Есенинский период в моей жизни был затяжным. Друзья знали мою страсть к барным стаканам, и даже после того, как я решила, что их воровство портит мою карму, продолжали нести в дом граненые изделия разного размера. А мужчины знали про мою слабость к Сергею Есенину: в самые нескромные моменты я могла декламировать его с табуретки. Есенина в доме накопилось немало: один портрет мне купили у пропойцы на Урицкого, бюст привезли из Москвы, а уж сборникам и биографиям в шкафу вовсе нет числа. Один из них мне всучил В. Это была осень, и мне было совсем грустно. Я совершенно не умела жить одна, я даже толком не могла понять, что я люблю делать и чем заниматься по вечерам, если не жарить мясо для мужчины. В итоге – бессистемное поведение.

В. выносил меня на своем героическом плече из чилаутов ночных клубов и вряд ли считал глубокомысленным собеседником. Но как-то раз мы сели поговорить, и весь вечер мне пришлось слушать песни Григория Лепса. Через два часа прослушивания я взвыла, и мне даже исполнили «Шаганэ ты моя, Шаганэ», что уже не смогло спасти ситуацию. В то время я презирала социум, носила ассиметричную короткую стрижку и только-только разжилась первыми татуировками. Как выяснилось гораздо позже: ошибочными. А вот песни Григория Лепса мне стали симпатичны лет через десять. Тогда же я столкнулась с В. в гостях у своей приятельницы, с которой они успели нажить пару детей. Она с ним, кстати, развелась. Возможно, тоже не вынесла всего этого Лепса.

Весь сарказм насчет мужчин, с которыми меня сводила жизнь, не стоит считать озлобленностью или даже малой претензией на феминизм. В него я не верю. Но вот они почему-то вели себя забавно, а я – глупо. Но даже за самые феерические глупости мне совсем не стыдно, и многие из них я бы уверенно повторила снова.

Некоторые были мне симпатичны, другие вполне милы. А в большинстве случаев я влюблялась – и сильно. Потому что если нет этого настороженно-радостного ожидания встречи внутри – зачем вообще приближаться к человеку?

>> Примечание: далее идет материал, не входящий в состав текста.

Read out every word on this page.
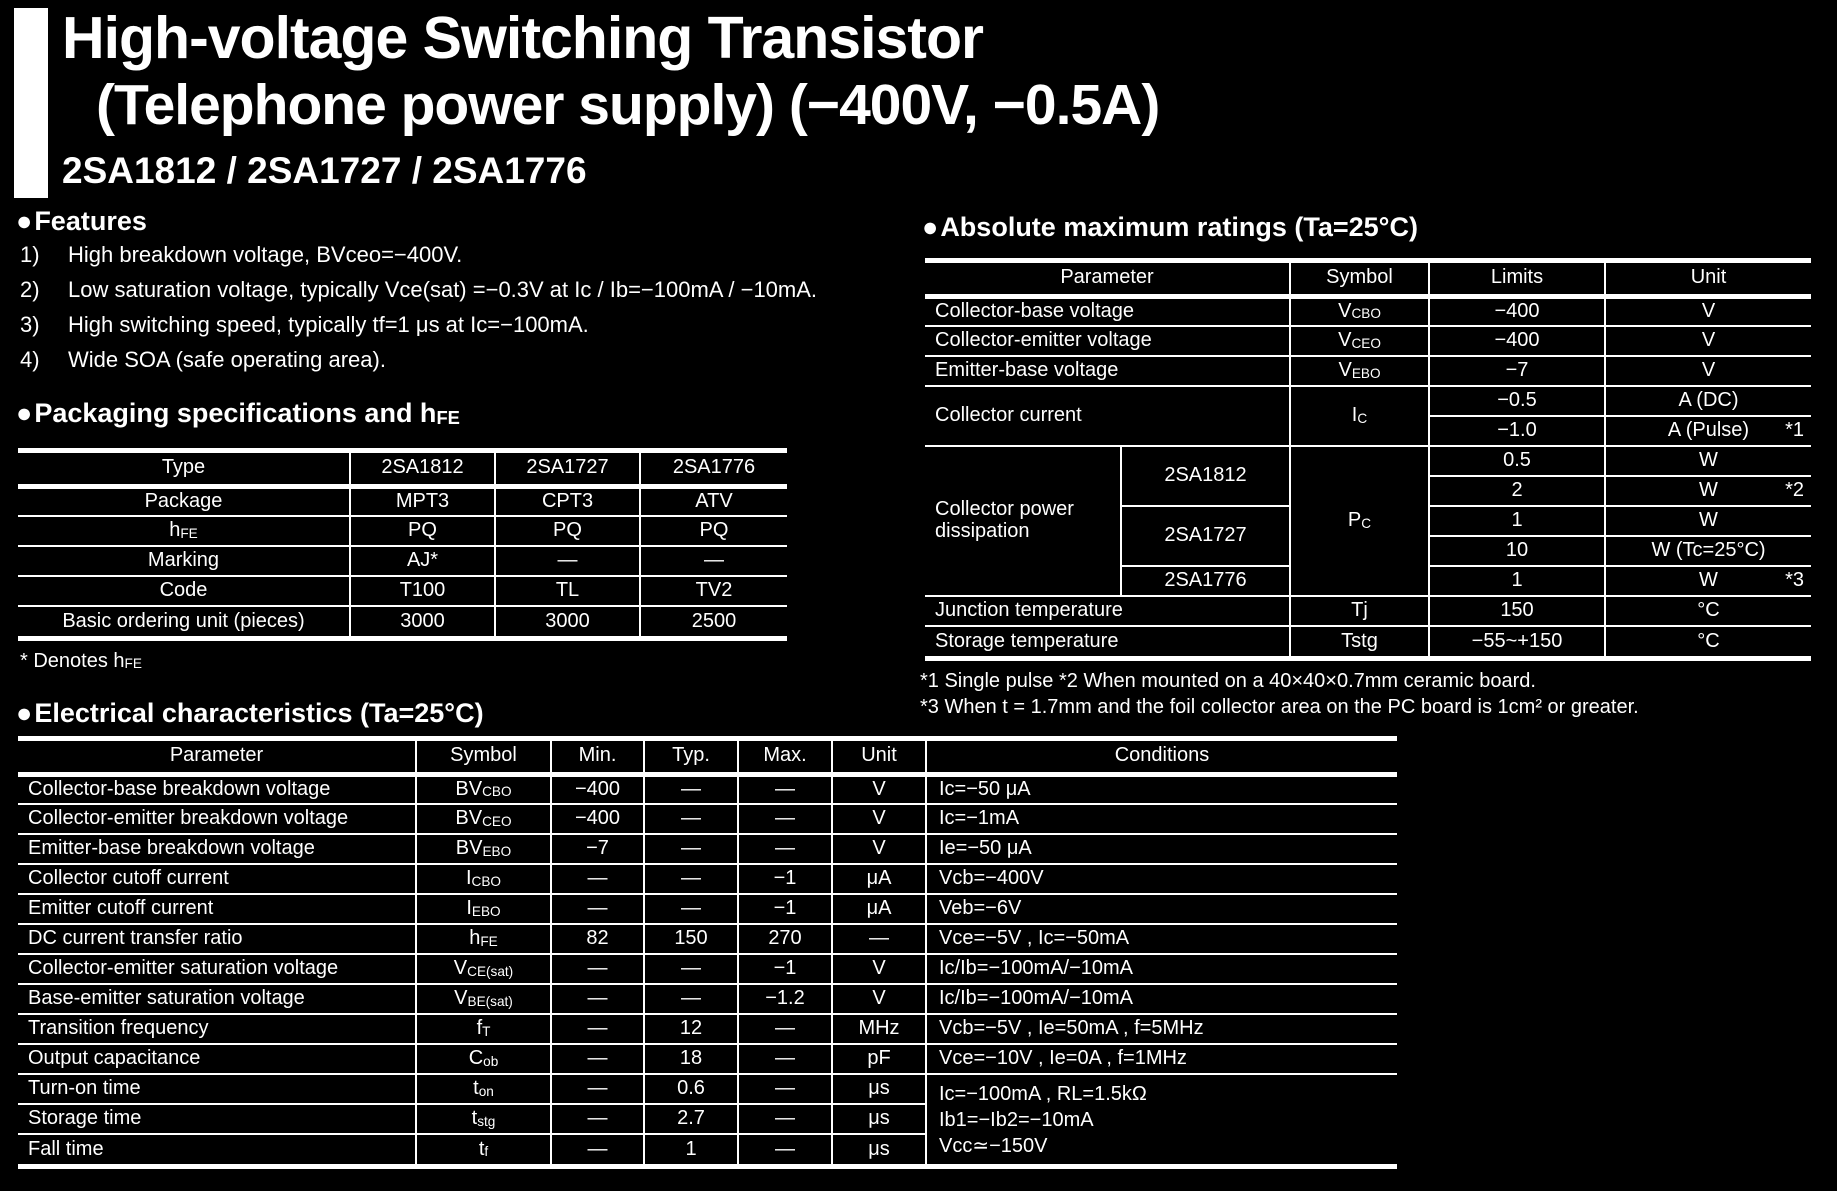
High-voltage Switching Transistor
(Telephone power supply) (−400V, −0.5A)
2SA1812 / 2SA1727 / 2SA1776
●Features
1) High breakdown voltage, BVceo=−400V.
2) Low saturation voltage, typically Vce(sat) =−0.3V at Ic / Ib=−100mA / −10mA.
3) High switching speed, typically tf=1 μs at Ic=−100mA.
4) Wide SOA (safe operating area).
●Packaging specifications and hFE
Type	2SA1812	2SA1727	2SA1776
Package	MPT3	CPT3	ATV
hFE	PQ	PQ	PQ
Marking	AJ*	—	—
Code	T100	TL	TV2
Basic ordering unit (pieces)	3000	3000	2500
* Denotes hFE
●Absolute maximum ratings (Ta=25°C)
Parameter		Symbol	Limits	Unit
Collector-base voltage		VCBO	−400	V
Collector-emitter voltage		VCEO	−400	V
Emitter-base voltage		VEBO	−7	V
Collector current		IC	−0.5	A (DC)

			−1.0	A (Pulse) *1

Collector power dissipation	2SA1812	PC	0.5	W

			2	W *2

	2SA1727		1	W

			10	W (Tc=25°C)

	2SA1776		1	W *3

Junction temperature		Tj	150	°C
Storage temperature		Tstg	−55~+150	°C
*1 Single pulse *2 When mounted on a 40×40×0.7mm ceramic board.
*3 When t = 1.7mm and the foil collector area on the PC board is 1cm² or greater.
●Electrical characteristics (Ta=25°C)
Parameter	Symbol	Min.	Typ.	Max.	Unit	Conditions
Collector-base breakdown voltage	BVCBO	−400	—	—	V	Ic=−50 μA
Collector-emitter breakdown voltage	BVCEO	−400	—	—	V	Ic=−1mA
Emitter-base breakdown voltage	BVEBO	−7	—	—	V	Ie=−50 μA
Collector cutoff current	ICBO	—	—	−1	μA	Vcb=−400V
Emitter cutoff current	IEBO	—	—	−1	μA	Veb=−6V
DC current transfer ratio	hFE	82	150	270	—	Vce=−5V , Ic=−50mA
Collector-emitter saturation voltage	VCE(sat)	—	—	−1	V	Ic/Ib=−100mA/−10mA
Base-emitter saturation voltage	VBE(sat)	—	—	−1.2	V	Ic/Ib=−100mA/−10mA
Transition frequency	fT	—	12	—	MHz	Vcb=−5V , Ie=50mA , f=5MHz
Output capacitance	Cob	—	18	—	pF	Vce=−10V , Ie=0A , f=1MHz
Turn-on time	ton	—	0.6	—	μs	Ic=−100mA , RL=1.5kΩ
Ib1=−Ib2=−10mA
Vcc≃−150V

Storage time	tstg	—	2.7	—	μs	
Fall time	tf	—	1	—	μs	
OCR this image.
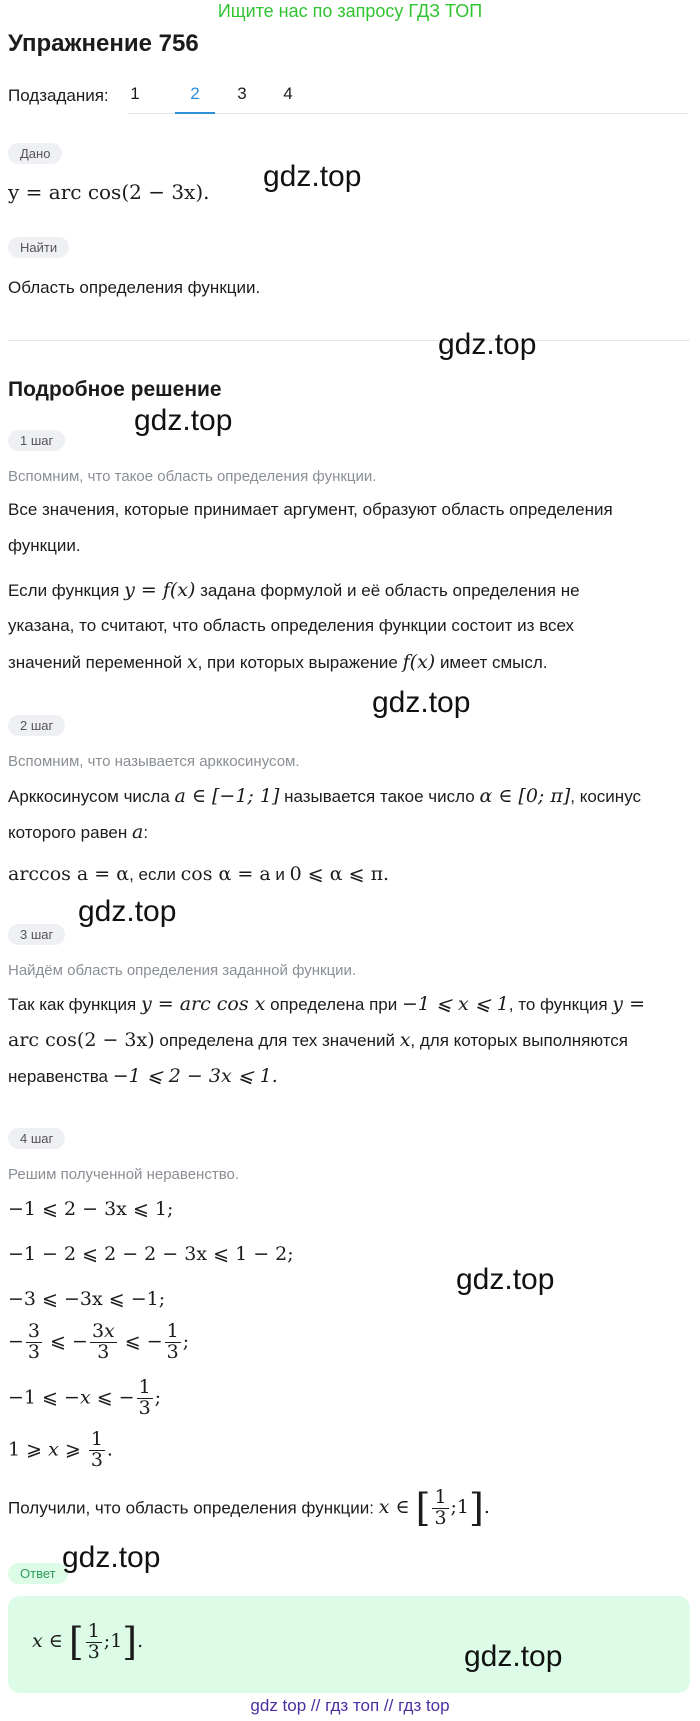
Ищите нас по запросу ГДЗ ТОП
Упражнение 756
Подзадания:	1	2	3	4
Дано
y = arc cos(2 − 3x).
Найти
Область определения функции.
Подробное решение
1 шаг
Вспомним, что такое область определения функции.
Все значения, которые принимает аргумент, образуют область определения
функции.
Если функция y = f(x) задана формулой и её область определения не
указана, то считают, что область определения функции состоит из всех
значений переменной x, при которых выражение f(x) имеет смысл.
2 шаг
Вспомним, что называется арккосинусом.
Арккосинусом числа a ∈ [−1; 1] называется такое число α ∈ [0; π], косинус
которого равен a:
arccos a = α, если cos α = a и 0 ⩽ α ⩽ π.
3 шаг
Найдём область определения заданной функции.
Так как функция y = arc cos x определена при −1 ⩽ x ⩽ 1, то функция y =
arc cos(2 − 3x) определена для тех значений x, для которых выполняются
неравенства −1 ⩽ 2 − 3x ⩽ 1.
4 шаг
Решим полученной неравенство.
−1 ⩽ 2 − 3x ⩽ 1;
−1 − 2 ⩽ 2 − 2 − 3x ⩽ 1 − 2;
−3 ⩽ −3x ⩽ −1;
− $\frac{3}{3}$ ⩽ − $\frac{3x}{3}$ ⩽ − $\frac{1}{3}$ ;
−1 ⩽ −x ⩽ − $\frac{1}{3}$ ;
1 ⩾ x ⩾ $\frac{1}{3}$ .
Получили, что область определения функции: x ∈ [ $\frac{1}{3}$ ;1].
Ответ
x ∈ [ $\frac{1}{3}$ ;1].
gdz.top
gdz.top
gdz.top
gdz.top
gdz.top
gdz.top
gdz.top
gdz.top
gdz top // гдз топ // гдз top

Я помню много чудесных рассветов: когда ты танцуешь что-то вроде вальса на балконе отеля в Листвянке или бежишь по росе среди тумана на даче. Когда ты, прищурившись на рассветное солнце, целуешь чье-то плечо. Когда понимаешь, что ты в мире не одна, а есть еще кто-то, и у него тоже есть какие-то мысли, идеи и сомнения. И каждая из этих встреч – тоже часть твоей жизни, эмоциональная страница. Есть такая категория оценки прошлого: это было – и хорошо, что это было.